Let me give you an example:
I recently sat down to compose a story around the nugget of an idea I’d been toying with. I was free to pick almost any setting I liked, provided that it had an Old World feel. So I let my fingers wander around the keyboard for a few minutes and discovered (to my surprise) that I’d written an absolutely perfect opening line which very explicitly established the setting as a mountain forest, outside Belgrade, on a bitterly cold December night in 1781.
Why Belgrade? I just liked the sound of the name. Apart from that I knew nothing about the place. And I chose 1781 because I wanted my main character to wear a red tri-cornered hat. Really. That’s how my creative process works.
So after I finished my first draft I thought it might be a good idea to go back and do a little research on 18th century Belgrade. You know: make sure the place actually existed in 1781, and that there wereforests and mountains nearby, and that it really does snow in December. I figured I should do this before the story got published and found its way into the hands of the Belgradian Historical Society.

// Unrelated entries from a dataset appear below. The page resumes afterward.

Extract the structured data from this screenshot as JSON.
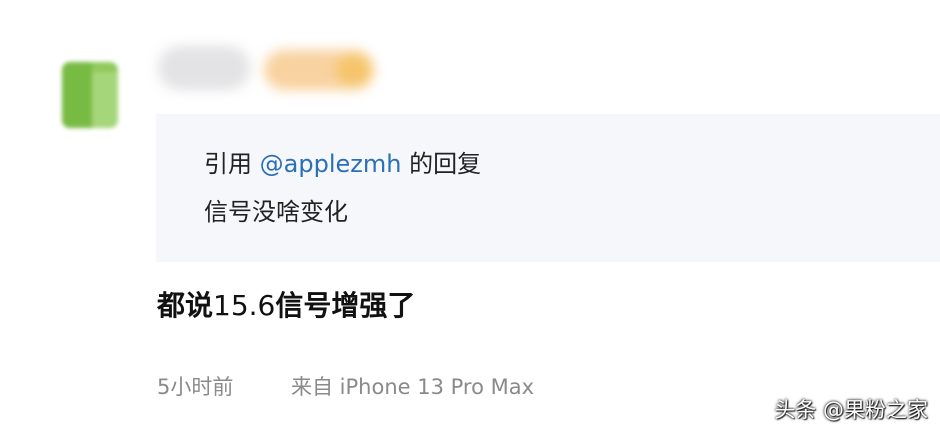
{
  "quote": {
    "prefix": "引用 ",
    "mention": "@applezmh",
    "suffix": " 的回复",
    "text": "信号没啥变化"
  },
  "post": {
    "text_part1": "都说",
    "text_number": "15.6",
    "text_part2": "信号增强了"
  },
  "meta": {
    "time": "5小时前",
    "source": "来自 iPhone 13 Pro Max"
  },
  "watermark": "头条 @果粉之家",
  "colors": {
    "mention": "#2b6fb8",
    "quote_background": "#f6f7fa",
    "meta_text": "#8a8a8a",
    "avatar_green": "#7cc24a"
  }
}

So, I went online. From the Wikipedia page for Belgrade I discovered two interesting things:
One, it is in Serbia, and,
Two, I also knew nothing about Serbia.
You see, I didn’t start out looking for trouble. It’s just that I’m the sort of person who’ll wander into a biker bar during their fifth annual Binge Drinking and Ass Kicking Festival because from the outside the place looks like it has a nice ambiance. I’m not Vin Diesel; I’m Mr. Magoo.
I expect that this happens to a number of writers. Sooner or later you’ll want to have a character who’s a one-legged entomologist or a safe-cracker who escaped the police by rafting to Trinidad, and before you know it you’re downloading pictures of prosthetic limbs and studying tidal maps of the Caribbean Sea — which, incidentally, is where Trinidad is; a fact I did not need to know until I wrote the name “Trinidad” in that last sentence on a whim, forty seconds ago.
Now you could pull some sleight of hand. Shy away from any description of the false leg. Have your safe-cracker land on a completely fictitious island, or maybe just take a bus to your home town. It’s safer. It’s certainly faster.
But research can bring so much more to the final product than encyclopedic accuracy. The real world is brimming with quirky little facts ready to fill those voids in your imagination. They’re out there, just waiting for you to stumble across them, dust them off, hold them up to the sunlight and declare, “I can use that…”
I used to try to plan my stories out to thenth degree. I still like to have some idea of the overall structure, but sometimes a character crouches down to tie her shoe and I catch a glint of steel where her sock should be, and everything goes out the window. It probably means I’m reading when I should be writing. But when I do finally set the words down it will be with a measure of confidence. At least I won’t be looking over my shoulder for enraged Belgradians.
Besides, it gives me the perfect excuse to spend hours surfing the web, learning the most interesting things.
Which of course leads to more ideas. And more stories.